Nathaniel leans down and picks it up. “You know, the longer you let that urine sit, the more it’s going to seep into the wood. And I suppose you’ve never buried a body before either.”
Without thinking, I leap to my feet and race out of the room. I expect to feel fangs sinking into my neck, but all I hear is Nathaniel’s fading voice, “You’re quitting? Just like all the others.”
I pull open the heavy front door and escape into the sunlight. My hands are shaking so hard I can barely get the key into the ignition of my car. Let’s just say I was not the most conscientious driver on the way home.
My shitty apartment building has never looked so inviting. Even the shrill train whistle is like the harmony of angels.
On shaky legs, I make my way up to the second floor and see a note taped to my door from Burt, the property manager. The note informs me that my rent is three days late. If I don’t pay it today, I’ll start incurring late charges and then I’ll incur an eviction. I add the note to the pile of bills on the kitchen counter.

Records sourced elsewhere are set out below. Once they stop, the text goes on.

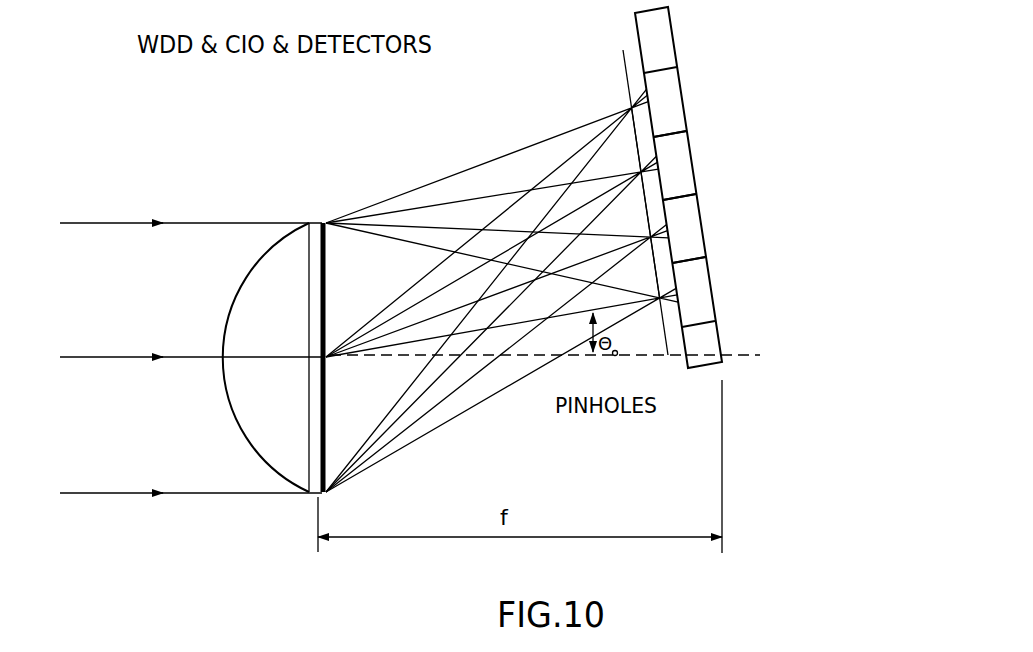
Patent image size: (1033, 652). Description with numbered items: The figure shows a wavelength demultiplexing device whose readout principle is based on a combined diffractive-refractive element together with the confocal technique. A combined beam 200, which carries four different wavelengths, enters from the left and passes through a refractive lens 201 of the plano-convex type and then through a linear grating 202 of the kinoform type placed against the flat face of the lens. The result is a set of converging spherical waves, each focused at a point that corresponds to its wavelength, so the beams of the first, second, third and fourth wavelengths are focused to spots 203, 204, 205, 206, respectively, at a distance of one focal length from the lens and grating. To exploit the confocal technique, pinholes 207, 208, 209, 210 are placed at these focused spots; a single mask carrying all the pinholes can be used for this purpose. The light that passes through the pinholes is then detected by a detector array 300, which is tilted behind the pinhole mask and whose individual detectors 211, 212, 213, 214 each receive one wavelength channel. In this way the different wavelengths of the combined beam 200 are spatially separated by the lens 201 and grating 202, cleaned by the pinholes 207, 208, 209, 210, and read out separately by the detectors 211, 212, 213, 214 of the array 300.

The combined beam 200 is at (117, 355).
The refractive lens 201 is at (250, 267).
The linear grating 202 is at (297, 497).
The focused spot 203 is at (636, 267).
The focused spot 204 is at (627, 204).
The focused spot 205 is at (619, 143).
The focused spot 206 is at (609, 82).
The pinhole 207 is at (652, 312).
The pinhole 208 is at (637, 342).
The pinhole 209 is at (604, 323).
The pinhole 210 is at (635, 291).
The detector 211 is at (700, 293).
The detector 212 is at (695, 227).
The detector 213 is at (685, 170).
The detector 214 is at (670, 107).
The detector array 300 is at (767, 373).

I need a drink. I open the fridge, and there’s only a box of takeout and a carton of milk on the shelves. The milk is expired. Like those two Mormons. I slump against the wall and dial Betsy.
“Oh, don’t you worry,” Betsy assures me when I inform her that Nathaniel is a vampire. “We had him sign an agreement not to harm any of the job candidates.” She flicks my concern away like it was a piece of lint on her polka dotted sweater. “Soooo, how did the interview go?”
“I went out to get him a prescription….”
“That’s great!”
“And when I got back he wanted me to bury two dead Mormons…and mop up pee.”
“Oh dear.” Betsy is silent for a moment but then rallies. “Well, no one likes every aspect of their job. You’ve just got to have a little perseverance to get through the tough parts.”